Earlier this month, the IRS announced the cost of living adjusted amount (“COLA”) of the exemption applicable to transfers in 2020 that are subject to taxes on gifts, estates and skip transfers. generation (“TPS”) (c. taxes “). The transfer tax exemption was increased by $ 180,000, from $ 11,400,000 for 2019 to $ 11,580,000 for 2020. at the time of his death and whether the portability of this unused exemption is chosen by filing a timely declaration of inheritance for the deceased spouse (portability of the GST exemption is not available).
Unlike income taxes, transfer tax rates remain the same for 2020 since they are not subject to COLA changes. Thus, 40% will always be the tax rate on taxable transfers that exceed the exemption. The annual donation tax exclusion amount will also remain the same at $ 15,000 since his COLA increases are calculated more conservatively.
The transfer tax exemption applies both to the cumulative lifetime “taxable gifts” of a person and to that person’s “taxable estate” calculated at the time of death. The 40% tax rate will be applied to the sum of the cumulative amounts of taxable donations and taxable assets of a person that exceed the exemption from transfer duties then in force. Thus, if an unmarried person (without the unused exemption of a deceased spouse) dies in 2020 with a taxable estate of $ 15,000,000 after making $ 5,000,000 in cumulative taxable gifts during the exemptions of previous years, that person’s estate tax will be $ 3,368,000. A similar calculation is used for the purposes of calculating the GST transfer tax in the case of transfers to the “transferor’s” grandchildren (and their descendants) and other persons who are equivalent to two or more generations. lower than that of the “assignor”.
The increased transfer tax exemption for next year is a reminder that now is the perfect time for wealthy people to consider reducing their transfer taxes and those of their families by making taxable donations.

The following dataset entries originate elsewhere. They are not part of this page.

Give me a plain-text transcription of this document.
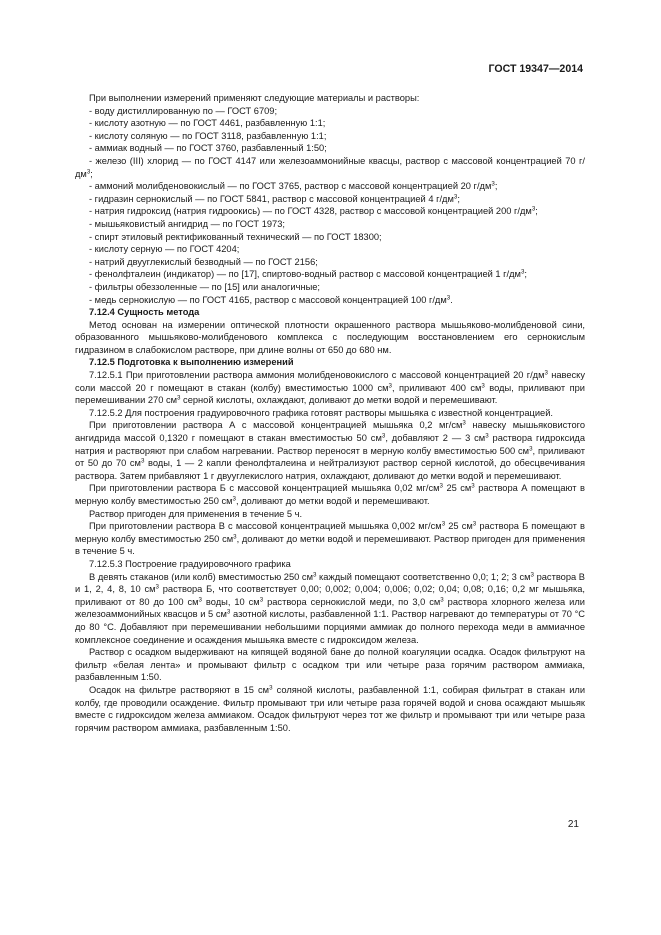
ГОСТ 19347—2014

При выполнении измерений применяют следующие материалы и растворы:

- воду дистиллированную по — ГОСТ 6709;

- кислоту азотную — по ГОСТ 4461, разбавленную 1:1;

- кислоту соляную — по ГОСТ 3118, разбавленную 1:1;

- аммиак водный — по ГОСТ 3760, разбавленный 1:50;

- железо (III) хлорид — по ГОСТ 4147 или железоаммонийные квасцы, раствор с массовой концентрацией 70 $г/дм^3$;

- аммоний молибденовокислый — по ГОСТ 3765, раствор с массовой концентрацией 20 $г/дм^3$;

- гидразин сернокислый — по ГОСТ 5841, раствор с массовой концентрацией 4 $г/дм^3$;

- натрия гидроксид (натрия гидроокись) — по ГОСТ 4328, раствор с массовой концентрацией 200 $г/дм^3$;

- мышьяковистый ангидрид — по ГОСТ 1973;

- спирт этиловый ректификованный технический — по ГОСТ 18300;

- кислоту серную — по ГОСТ 4204;

- натрий двууглекислый безводный — по ГОСТ 2156;

- фенолфталеин (индикатор) — по [17], спиртово-водный раствор с массовой концентрацией 1 $г/дм^3$;

- фильтры обеззоленные — по [15] или аналогичные;

- медь сернокислую — по ГОСТ 4165, раствор с массовой концентрацией 100 $г/дм^3$.

7.12.4 Сущность метода

Метод основан на измерении оптической плотности окрашенного раствора мышьяково-молибденовой сини, образованного мышьяково-молибденового комплекса с последующим восстановлением его сернокислым гидразином в слабокислом растворе, при длине волны от 650 до 680 нм.

7.12.5 Подготовка к выполнению измерений

7.12.5.1 При приготовлении раствора аммония молибденовокислого с массовой концентрацией 20 $г/дм^3$ навеску соли массой 20 г помещают в стакан (колбу) вместимостью 1000 $см^3$, приливают 400 $см^3$ воды, приливают при перемешивании 270 $см^3$ серной кислоты, охлаждают, доливают до метки водой и перемешивают.

7.12.5.2 Для построения градуировочного графика готовят растворы мышьяка с известной концентрацией.

При приготовлении раствора А с массовой концентрацией мышьяка 0,2 $мг/см^3$ навеску мышьяковистого ангидрида массой 0,1320 г помещают в стакан вместимостью 50 $см^3$, добавляют 2 — 3 $см^3$ раствора гидроксида натрия и растворяют при слабом нагревании. Раствор переносят в мерную колбу вместимостью 500 $см^3$, приливают от 50 до 70 $см^3$ воды, 1 — 2 капли фенолфталеина и нейтрализуют раствор серной кислотой, до обесцвечивания раствора. Затем прибавляют 1 г двууглекислого натрия, охлаждают, доливают до метки водой и перемешивают.

При приготовлении раствора Б с массовой концентрацией мышьяка 0,02 $мг/см^3$ 25 $см^3$ раствора А помещают в мерную колбу вместимостью 250 $см^3$, доливают до метки водой и перемешивают.

Раствор пригоден для применения в течение 5 ч.

При приготовлении раствора В с массовой концентрацией мышьяка 0,002 $мг/см^3$ 25 $см^3$ раствора Б помещают в мерную колбу вместимостью 250 $см^3$, доливают до метки водой и перемешивают. Раствор пригоден для применения в течение 5 ч.

7.12.5.3 Построение градуировочного графика

В девять стаканов (или колб) вместимостью 250 $см^3$ каждый помещают соответственно 0,0; 1; 2; 3 $см^3$ раствора В и 1, 2, 4, 8, 10 $см^3$ раствора Б, что соответствует 0,00; 0,002; 0,004; 0,006; 0,02; 0,04; 0,08; 0,16; 0,2 мг мышьяка, приливают от 80 до 100 $см^3$ воды, 10 $см^3$ раствора сернокислой меди, по 3,0 $см^3$ раствора хлорного железа или железоаммонийных квасцов и 5 $см^3$ азотной кислоты, разбавленной 1:1. Раствор нагревают до температуры от 70 °С до 80 °С. Добавляют при перемешивании небольшими порциями аммиак до полного перехода меди в аммиачное комплексное соединение и осаждения мышьяка вместе с гидроксидом железа.

Раствор с осадком выдерживают на кипящей водяной бане до полной коагуляции осадка. Осадок фильтруют на фильтр «белая лента» и промывают фильтр с осадком три или четыре раза горячим раствором аммиака, разбавленным 1:50.

Осадок на фильтре растворяют в 15 $см^3$ соляной кислоты, разбавленной 1:1, собирая фильтрат в стакан или колбу, где проводили осаждение. Фильтр промывают три или четыре раза горячей водой и снова осаждают мышьяк вместе с гидроксидом железа аммиаком. Осадок фильтруют через тот же фильтр и промывают три или четыре раза горячим раствором аммиака, разбавленным 1:50.

21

COLA’s current transfer fee exemption amounts are much higher than they were previously (for example, the exemption was $ 5,490,000 in 2017), but they are not expected to last indefinitely. This is because the currently written law provides that these exemptions will expire at the end of 2025, after which they will revert to the much lower COLA adjusted exemption amounts from the previous law which are less than half of what it is currently. in force. Additionally, the IRS recently announced that there would be no clawback of the tax benefit for people who took advantage of their high transfer tax exemptions between 2019 and 2025 when the amount used is. higher than the applicable exemption amounts for years after 2025. Another reason to take advantage of the high exemption amounts now is that a future Congress and President can impose higher taxes on wealth transfers by reducing the amount of exemption from transfer tax to a much lower level (eg, $ 3,500,000) and / or by increasing transfer tax rates. on amounts exceeding the exemption.
There are many ways to structure donations to take advantage of current transfer duty laws and waivers effectively. In addition to outright donations of cash and publicly traded securities, proven techniques can be used to take advantage of the transfer duty exemption and reduce taxable valuations, resulting in a larger transfer of wealth. with reduced or zero transfer rights. These include donations of fractional shares, donations of retained interest, and purchases of low-interest, value-defined installments from grantor trusts. Under the right circumstances, clients who develop and implement a plan now will save substantial transfer taxes later.